She drew in a long, steadying breath. The time had come to tell him the rest of the story. “We need help.”
“We? Seems a little late for your sister.”
Julia winced, actually hating this man for a minute for his callousness. Still, maybe it was better that he could be so calm, so detached. Heaven knew she couldn’t—not with so much at stake. Her sister was dead. She could be next. Her baby was at risk. All of that meant she had to convince Tuck to protect them. “I’m in trouble and need help.”
“What makes you think I’ll help you?” He glared at her. “You didn’t want anything to do with me a year ago. You didn’t even have the decency to say goodbye.”
Guilt lay heavily on Julia’s heart, but the strong sense of protectiveness she’d developed since the birth of her daughter won out. Protecting her daughter was more important to her than anything. For Lily’s sake, she would take whatever harsh words this man chose to throw at her. Besides, she knew she deserved them. Sneaking out of the hotel room, running off with no explanation and ending their marriage long-distance, without laying eyes on the man again… It had been a weak, cowardly thing to do. She knew that. But now she had no choice but to be brave—for her baby’s sake, if not for her own.

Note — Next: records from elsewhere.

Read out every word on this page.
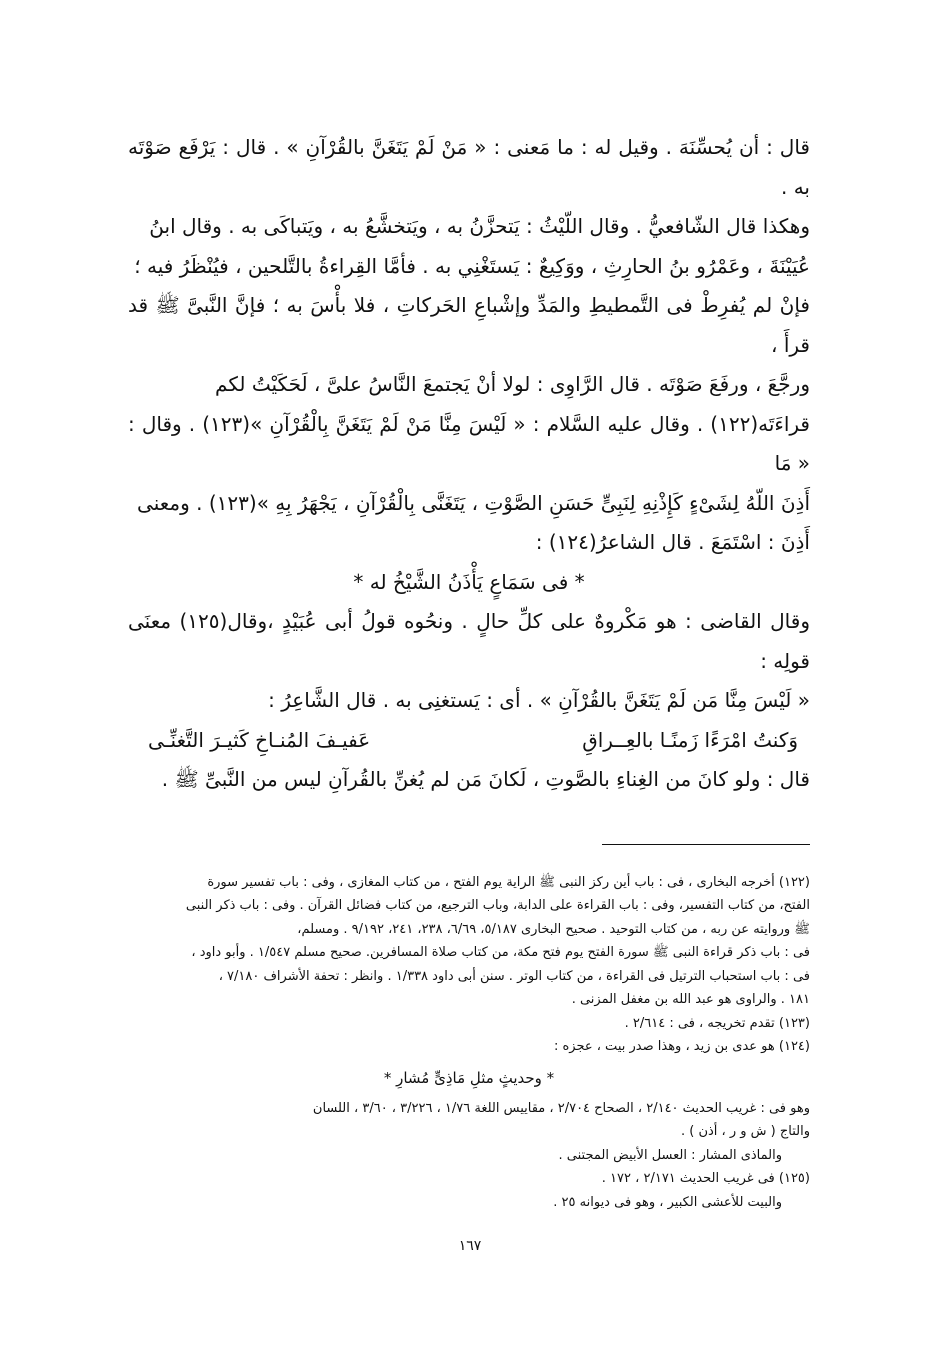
قال : أن يُحسِّنَهَ . وقيل له : ما مَعنى : « مَنْ لَمْ يَتَغَنَّ بالقُرْآنِ » . قال : يَرْفَع صَوْتَه به .

وهكذا قال الشّافعيُّ . وقال اللّيْثُ : يَتحزَّنُ به ، ويَتخشَّعُ به ، ويَتباكَى به . وقال ابنُ

عُيَيْنَةَ ، وعَمْرُو بنُ الحارِثِ ، ووَكِيعٌ : يَستَغْنِي به . فأمَّا القِراءةُ بالتَّلحين ، فيُنْظَرُ فيه ؛

فإنْ لم يُفرِطْ فى التَّمطيطِ والمَدِّ وإشْباعِ الحَركاتِ ، فلا بأْسَ به ؛ فإنَّ النَّبىَّ ﷺ قد قرأَ ،

ورجَّعَ ، ورفَعَ صَوْتَه . قال الرَّاوِى : لولا أنْ يَجتمعَ النَّاسُ علىَّ ، لَحَكَيْتُ لكم

قراءَتَه(١٢٢) . وقال عليه السَّلام : « لَيْسَ مِنَّا مَنْ لَمْ يَتَغَنَّ بِالْقُرْآنِ »(١٢٣) . وقال : « مَا

أَذِنَ اللّهُ لِشَىْءٍ كَإِذْنِهِ لِنَبِىٍّ حَسَنِ الصَّوْتِ ، يَتَغَنَّى بِالْقُرْآنِ ، يَجْهَرُ بِهِ »(١٢٣) . ومعنى

أَذِنَ : اسْتَمَعَ . قال الشاعرُ(١٢٤) :

* فى سَمَاعٍ يَأْذَنُ الشَّيْخُ له *

وقال القاضى : هو مَكْروهٌ على كلِّ حالٍ . ونحُوه قولُ أبى عُبَيْدٍ ،وقال(١٢٥) معنَى قولِه :

« لَيْسَ مِنَّا مَن لَمْ يَتَغَنَّ بالقُرْآنِ » . أى : يَستغنِى به . قال الشَّاعِرُ :

وَكنتُ امْرَءًا زَمنًـا بالعِــراقِ
عَفيـفَ المُنـاخِ كَثيـرَ التَّغنِّـى

قال : ولو كانَ من الغِناءِ بالصَّوتِ ، لَكانَ مَن لم يُغنِّ بالقُرآنِ ليس من النَّبىِّ ﷺ .

(١٢٢) أخرجه البخارى ، فى : باب أين ركز النبى ﷺ الراية يوم الفتح ، من كتاب المغازى ، وفى : باب تفسير سورة

الفتح، من كتاب التفسير، وفى : باب القراءة على الدابة، وباب الترجيع، من كتاب فضائل القرآن . وفى : باب ذكر النبى

ﷺ وروايته عن ربه ، من كتاب التوحيد . صحيح البخارى ٥/١٨٧، ٦/٦٩، ٢٣٨، ٢٤١، ٩/١٩٢ . ومسلم،

فى : باب ذكر قراءة النبى ﷺ سورة الفتح يوم فتح مكة، من كتاب صلاة المسافرين. صحيح مسلم ١/٥٤٧ . وأبو داود ،

فى : باب استحباب الترتيل فى القراءة ، من كتاب الوتر . سنن أبى داود ١/٣٣٨ . وانظر : تحفة الأشراف ٧/١٨٠ ،

١٨١ . والراوى هو عبد الله بن مغفل المزنى .

(١٢٣) تقدم تخريجه ، فى : ٢/٦١٤ .

(١٢٤) هو عدى بن زيد ، وهذا صدر بيت ، عجزه :

* وحديثٍ مثلِ مَاذِىٍّ مُشارِ *

وهو فى : غريب الحديث ٢/١٤٠ ، الصحاح ٢/٧٠٤ ، مقاييس اللغة ١/٧٦ ، ٣/٢٢٦ ، ٣/٦٠ ، اللسان

والتاج ( ش و ر ، أذن ) .

والماذى المشار : العسل الأبيض المجتنى .

(١٢٥) فى غريب الحديث ٢/١٧١ ، ١٧٢ .

والبيت للأعشى الكبير ، وهو فى ديوانه ٢٥ .

١٦٧
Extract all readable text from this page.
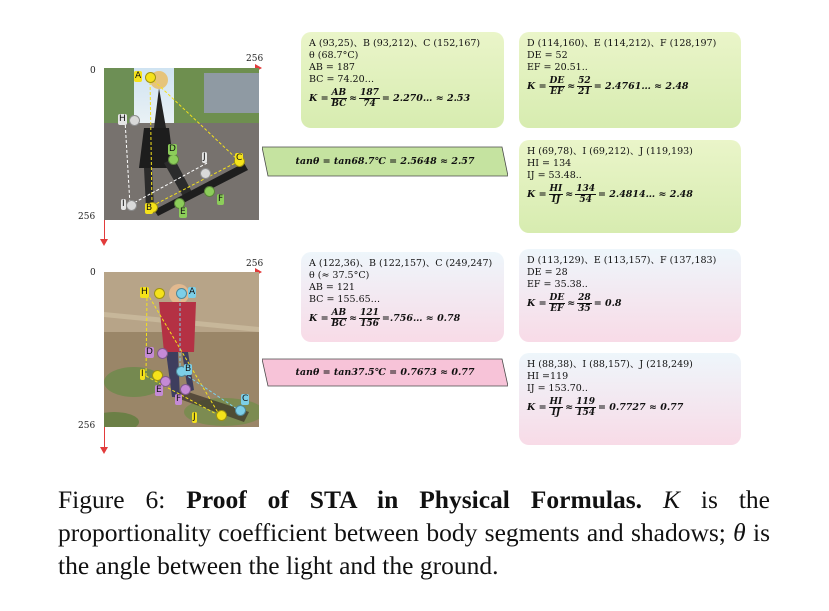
0
256
256
A
H
D
J	C
I B	E
F
A (93,25)、B (93,212)、C (152,167)
θ (68.7°C)
AB = 187
BC = 74.20…
$K = \frac{AB}{BC} \approx \frac{187}{74}$ = 2.270… ≈ 2.53
D (114,160)、E (114,212)、F (128,197)
DE = 52
EF = 20.51..
$K = \frac{DE}{EF} \approx \frac{52}{21}$ = 2.4761… ≈ 2.48
tanθ = tan68.7℃ = 2.5648 ≈ 2.57
H (69,78)、I (69,212)、J (119,193)
HI = 134
IJ = 53.48..
$K = \frac{HI}{IJ} \approx \frac{134}{54}$ = 2.4814… ≈ 2.48
0
256
256
H	A
D
I	B
E
F
J
C
A (122,36)、B (122,157)、C (249,247)
θ (≈ 37.5°C)
AB = 121
BC = 155.65…
$K = \frac{AB}{BC} \approx \frac{121}{156}$ =.756… ≈ 0.78
D (113,129)、E (113,157)、F (137,183)
DE = 28
EF = 35.38..
$K = \frac{DE}{EF} \approx \frac{28}{35} = 0.8$
tanθ = tan37.5℃ = 0.7673 ≈ 0.77
H (88,38)、I (88,157)、J (218,249)
HI =119
IJ = 153.70..
$K = \frac{HI}{IJ} \approx \frac{119}{154} = 0.7727 \approx 0.77$
Figure 6: Proof of STA in Physical Formulas. K is the proportionality coefficient between body segments and shadows; θ is the angle between the light and the ground.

With a deep, indrawn breath, Julia laid the gun on the television console and, grasping the corner of the shawl, lifted it up over her head, dropping it to the floor.
For several seconds, Tuck studied her, his brow furrowing. He didn’t move, didn’t speak, just stared at her middle.

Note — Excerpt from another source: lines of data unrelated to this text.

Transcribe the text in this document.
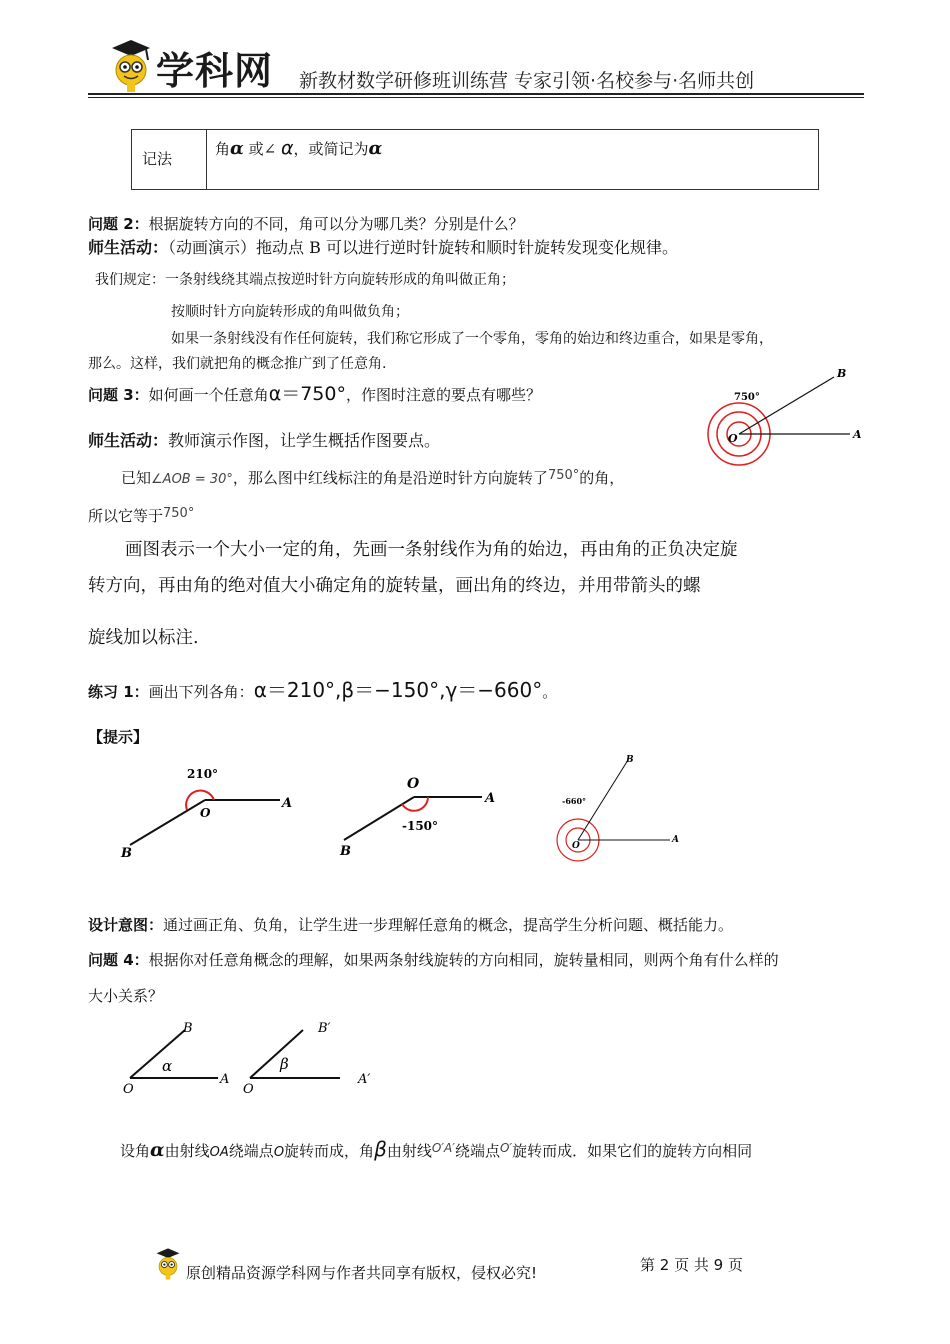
学科网 新教材数学研修班训练营 专家引领·名校参与·名师共创
记法	角α 或∠ α，或简记为α
问题 2：根据旋转方向的不同，角可以分为哪几类？分别是什么？
师生活动：（动画演示）拖动点 B 可以进行逆时针旋转和顺时针旋转发现变化规律。
我们规定：一条射线绕其端点按逆时针方向旋转形成的角叫做正角；
按顺时针方向旋转形成的角叫做负角；
如果一条射线没有作任何旋转，我们称它形成了一个零角，零角的始边和终边重合，如果是零角，
那么。这样，我们就把角的概念推广到了任意角.
问题 3：如何画一个任意角α＝750°，作图时注意的要点有哪些？
O	A
B
750°
师生活动：教师演示作图，让学生概括作图要点。
已知∠AOB = 30°，那么图中红线标注的角是沿逆时针方向旋转了750°的角，
所以它等于750°
画图表示一个大小一定的角，先画一条射线作为角的始边，再由角的正负决定旋
转方向，再由角的绝对值大小确定角的旋转量，画出角的终边，并用带箭头的螺
旋线加以标注.
练习 1：画出下列各角：α＝210°,β＝−150°,γ＝−660°。
【提示】
210°
O
A
B
O
A
B
-150°
O
A
B
-660°
设计意图：通过画正角、负角，让学生进一步理解任意角的概念，提高学生分析问题、概括能力。
问题 4：根据你对任意角概念的理解，如果两条射线旋转的方向相同，旋转量相同，则两个角有什么样的
大小关系？
O
A
B
α
O
A′
B′
β
设角α由射线OA绕端点O旋转而成，角β由射线$^{O'A'}$绕端点$^{O'}$旋转而成．如果它们的旋转方向相同
原创精品资源学科网与作者共同享有版权，侵权必究!	第 2 页 共 9 页
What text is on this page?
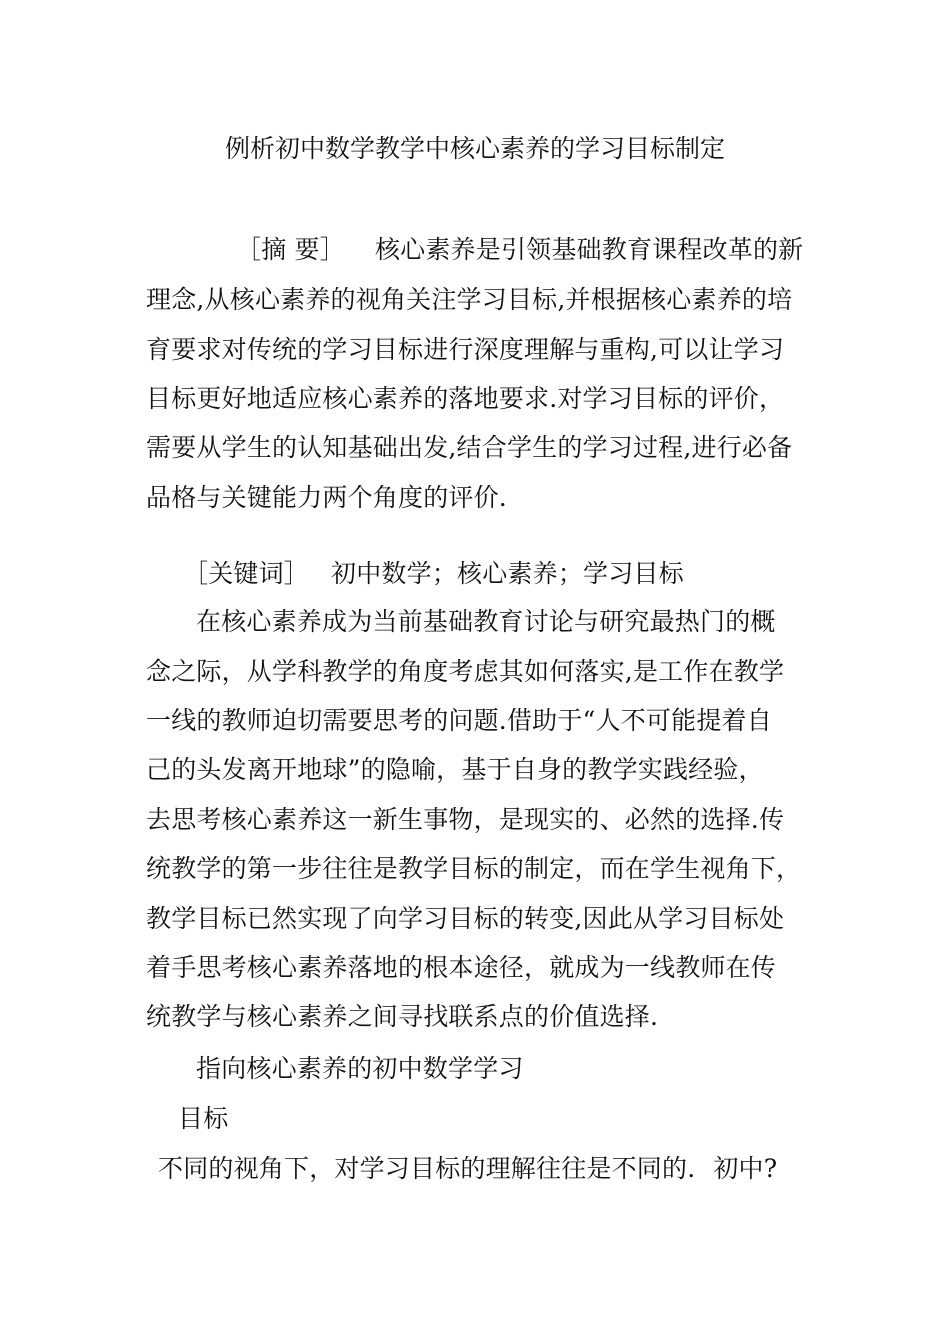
例析初中数学教学中核心素养的学习目标制定
［摘 要］ 核心素养是引领基础教育课程改革的新
理念,从核心素养的视角关注学习目标,并根据核心素养的培
育要求对传统的学习目标进行深度理解与重构,可以让学习
目标更好地适应核心素养的落地要求.对学习目标的评价，
需要从学生的认知基础出发,结合学生的学习过程,进行必备
品格与关键能力两个角度的评价.
［关键词］ 初中数学；核心素养；学习目标
在核心素养成为当前基础教育讨论与研究最热门的概
念之际，从学科教学的角度考虑其如何落实,是工作在教学
一线的教师迫切需要思考的问题.借助于“人不可能提着自
己的头发离开地球”的隐喻，基于自身的教学实践经验，
去思考核心素养这一新生事物，是现实的、必然的选择.传
统教学的第一步往往是教学目标的制定，而在学生视角下，
教学目标已然实现了向学习目标的转变,因此从学习目标处
着手思考核心素养落地的根本途径，就成为一线教师在传
统教学与核心素养之间寻找联系点的价值选择.
指向核心素养的初中数学学习
目标
不同的视角下，对学习目标的理解往往是不同的. 初中?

Then Lily moved, a tiny hand peeking out from the fabric of the sling, waving in the air.
“Tuck Thunder Horse, I’m sorry I didn’t tell you sooner, but meet Lily.” Julia swallowed hard and continued, “Your baby girl.”
Chapter Three
All the air left Tuck’s lungs in a whoosh, and the image of the baby wavered like a mirage on hot desert terrain.
As quickly as his vision blurred, anger raged, red-hot and fiery, erupting through his body. “How dare you threaten me—with a gun or a baby. Do you really expect me to believe that this baby is mine?” He poked a finger at the woman’s chest. “Even if you’re telling the truth about your twin and you really are Julia, why should that make me trust you? You weren’t all that trustworthy when you married me and then walked out on me less than a day later. Do you think I’m stupid enough to believe anything you have to say to me?”
She hugged the child to her chest and then loosened her hold, titling her forward so that Tuck could see her face.
Nestled in a pink fluffy blanket, the infant’s mouth moved in a soft sucking motion, her shock of thick black hair stealing Tuck’s anger, sucking the fire right out of his veins.
“She looks like you,” Julia whispered. “She has your hair, your dark skin…your eyes.” Just as she said the words, the baby blinked up at him with dark orbs, already losing their baby blue for the ink-black so typical of the Thunder Horse family’s Lakota heritage.
Tuck’s chest squeezed so tightly, he could barely draw in air. The baby did look like him. “So, she has black hair.” He fought the urge to reach out and touch the baby’s rosy cheek. “That doesn’t mean she’s mine.”
“She’s four months old.” Julia stared across the baby at him. “You do the math.” His ex-wife reached around her neck with one hand and fumbled with the knot holding the sling, while balancing the baby in her other arm. When she had the sling loose, she handed the child across to Tuck.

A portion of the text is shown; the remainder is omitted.